NY Review: 'Festen (The Celebration)'

NY Review: 'Festen (The Celebration)'
Photo Source: Pavel Antonov
The afternoon I saw “Festen” at St. Ann’s Warehouse, one of the more affecting moments took place during the curtain call, when the youngest members of the cast—Antonina Kalita and Konstanty Kosiński, both perhaps aged 5 or 6—began to jostle with one another, giggling and placing handkerchiefs on their heads when they should have been taking their bows. Witness to their unfettered, unrehearsed innocence, I shared their relief at being released from the somber world of the play, which has remained loyal to its source, the 1998 Danish film of the same title, but has not captured its spark.

The plot of “Festen” follows one man’s struggle to avenge the theft of his own and his late sister’s innocence by their abusive father. At a family reunion at its upper-crust estate, the son’s confession unseats the patriarch and, needless to say, ruins the family dinner.

The story is seductive for a theatrical transfer, centered as it is on an Albee-esque confrontation between private demons and public punishment. (Another, unrelated adaptation opened and closed on Broadway in 2006 with little commercial attention, and I didn’t see it.) But the film’s success depends on its gritty naturalism and the ability to track characters into many locations—kitchen, forest, hallway, various bedrooms—with the action alternating between the dining room and what’s happening elsewhere.

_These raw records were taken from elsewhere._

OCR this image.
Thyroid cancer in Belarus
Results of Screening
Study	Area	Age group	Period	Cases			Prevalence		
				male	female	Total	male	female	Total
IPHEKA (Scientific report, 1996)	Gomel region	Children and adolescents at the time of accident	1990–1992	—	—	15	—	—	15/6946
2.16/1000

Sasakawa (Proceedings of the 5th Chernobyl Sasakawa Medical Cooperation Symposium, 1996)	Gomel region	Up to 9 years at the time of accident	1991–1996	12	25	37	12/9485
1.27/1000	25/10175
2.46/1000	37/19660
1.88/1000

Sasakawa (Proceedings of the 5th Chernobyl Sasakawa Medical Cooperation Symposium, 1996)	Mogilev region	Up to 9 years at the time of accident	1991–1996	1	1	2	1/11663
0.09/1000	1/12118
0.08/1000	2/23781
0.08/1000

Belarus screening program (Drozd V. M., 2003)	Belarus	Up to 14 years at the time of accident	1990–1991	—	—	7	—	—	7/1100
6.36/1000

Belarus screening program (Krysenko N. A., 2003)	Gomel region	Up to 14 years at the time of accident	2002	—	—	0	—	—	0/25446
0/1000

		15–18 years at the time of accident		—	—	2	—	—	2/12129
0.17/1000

Małgorzata Szcęśniak’s cavernous set offers only dislocated spaces in front and to the side of the dinner table, rendering flat and presentational what should be surprising and labyrinthine. This setup caters to director Grzegorz Jarzyna’s inclination to make a spectacle out of a decadent family’s decline. He uses underscoring and melodramatic delivery to call attention to climactic moments, such as the father’s devastating last remark to his son before the dawn brings a reluctant reconciliation. What is disconcertingly casual onscreen is overly planned onstage.

Andrzej Chyra, as the brooding son, and Magdalena Cielecka, as his quirky love interest, are a charming pair who provide the most believable moments in the show. Jaz Peszek and Ewa Dałkowska, as father and mother, comment too quickly on their characters’ weaknesses, leaving them uninteresting targets for symbolic assassination. Young Antonina and Konstanty are brought onstage to play together whenever the stakes of the conflict need highlighting. If their antsy post-show antics are any indication, they’re not too young to recognize when the fun has gone out of the game.